No, Lent is not about giving up our adult candy or immersing ourselves in pain. Lent is about being honest with ourselves, changing what needs to change in our lives, making our world a better place and growing into the Light. It is not about making up strange and useless penances, important as these may be to training us in self-control. It is about doing what needs to be done in these circumstances with a generous heart and an open soul.
When asked the way to eternal life, Jesus told the disciples to "go by the narrow and the hard way" (Matthew 7:14).
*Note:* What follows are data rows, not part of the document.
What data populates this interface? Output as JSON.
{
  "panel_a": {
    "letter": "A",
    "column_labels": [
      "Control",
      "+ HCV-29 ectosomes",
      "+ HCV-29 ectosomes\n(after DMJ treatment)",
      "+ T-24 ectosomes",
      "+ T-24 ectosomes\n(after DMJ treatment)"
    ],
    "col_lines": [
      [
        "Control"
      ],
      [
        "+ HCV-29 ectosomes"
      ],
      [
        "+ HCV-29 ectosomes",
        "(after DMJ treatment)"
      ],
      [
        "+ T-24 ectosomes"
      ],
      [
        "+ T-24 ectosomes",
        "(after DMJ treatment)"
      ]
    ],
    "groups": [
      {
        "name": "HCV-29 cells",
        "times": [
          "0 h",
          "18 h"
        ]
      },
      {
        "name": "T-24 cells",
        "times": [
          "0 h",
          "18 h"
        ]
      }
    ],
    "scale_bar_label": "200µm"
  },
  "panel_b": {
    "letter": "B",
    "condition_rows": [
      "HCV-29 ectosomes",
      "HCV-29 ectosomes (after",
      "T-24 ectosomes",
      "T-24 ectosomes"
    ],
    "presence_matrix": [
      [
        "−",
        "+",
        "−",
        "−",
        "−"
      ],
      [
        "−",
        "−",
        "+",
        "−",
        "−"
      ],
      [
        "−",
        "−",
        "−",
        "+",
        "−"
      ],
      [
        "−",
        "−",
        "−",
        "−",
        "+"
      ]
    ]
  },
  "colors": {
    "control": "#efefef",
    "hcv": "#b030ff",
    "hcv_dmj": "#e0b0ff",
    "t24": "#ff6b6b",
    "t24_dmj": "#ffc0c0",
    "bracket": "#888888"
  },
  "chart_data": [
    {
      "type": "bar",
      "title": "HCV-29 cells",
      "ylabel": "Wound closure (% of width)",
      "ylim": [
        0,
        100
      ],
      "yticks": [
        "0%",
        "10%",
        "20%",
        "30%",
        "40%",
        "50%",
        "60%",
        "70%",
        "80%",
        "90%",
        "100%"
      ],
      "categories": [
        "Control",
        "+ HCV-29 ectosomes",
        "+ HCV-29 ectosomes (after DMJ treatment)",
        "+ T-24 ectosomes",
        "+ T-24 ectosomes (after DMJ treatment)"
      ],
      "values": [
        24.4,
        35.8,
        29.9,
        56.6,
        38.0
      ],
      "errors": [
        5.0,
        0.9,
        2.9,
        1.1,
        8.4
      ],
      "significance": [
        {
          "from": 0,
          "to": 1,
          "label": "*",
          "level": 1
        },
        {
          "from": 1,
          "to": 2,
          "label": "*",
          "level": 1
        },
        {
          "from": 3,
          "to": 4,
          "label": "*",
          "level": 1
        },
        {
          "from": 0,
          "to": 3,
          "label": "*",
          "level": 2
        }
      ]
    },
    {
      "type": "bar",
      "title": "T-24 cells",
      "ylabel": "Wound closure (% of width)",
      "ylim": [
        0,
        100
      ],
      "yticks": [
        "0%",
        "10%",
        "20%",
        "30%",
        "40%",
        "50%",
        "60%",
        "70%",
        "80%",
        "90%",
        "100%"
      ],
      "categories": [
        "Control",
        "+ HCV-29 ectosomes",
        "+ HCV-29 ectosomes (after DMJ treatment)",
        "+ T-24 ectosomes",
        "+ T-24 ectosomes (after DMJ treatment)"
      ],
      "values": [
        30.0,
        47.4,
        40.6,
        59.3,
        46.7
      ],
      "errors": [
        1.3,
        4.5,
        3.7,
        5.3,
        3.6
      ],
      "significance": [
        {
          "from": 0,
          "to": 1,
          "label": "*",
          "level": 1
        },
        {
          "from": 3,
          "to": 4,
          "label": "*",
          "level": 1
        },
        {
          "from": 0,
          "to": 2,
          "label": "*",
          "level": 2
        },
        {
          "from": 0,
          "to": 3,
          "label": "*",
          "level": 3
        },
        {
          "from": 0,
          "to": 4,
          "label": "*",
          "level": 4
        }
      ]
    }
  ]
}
When Abba Ammonas, a fifth-century desert monastic, was asked, "What is the narrow and hard way?" Ammonas answered, "The narrow and hard way is to control your thoughts and strip yourself of your own way for the sake of God."
Note well: The old monk's response is not about self-flagellation, in other words. Not about fancy penances. Not about severe fasting. Not about public deprivations. "The hard way," Ammonas teaches, is self-control, thought-control, and acceptance of the natural irritations of life. Like pandemics, maybe. Like personal and political struggles, maybe. Like our fear of the future in a world in transition.
If COVID-19 has taught us anything, it is surely the real meaning of what it takes to come to terms with the self and all the self-centeredness that has, like barnacles, invaded our marriages, our work time, our family time, our reading time, and even the kind of personal time that freshens and inspirits our souls.
From where I stand, Lent calls us to take the space and time we need to make the changes of life we need. It's about plotting our own renewal into a more placid, a more regular, a less hectic self. It's about sinking into the kind of personal reflection that brings us to confront the self for which we seek.
Lent is not a spiritual competition, a kind of "no pain, no gain" exercise of the soul. Lent is the time to renew the best in us.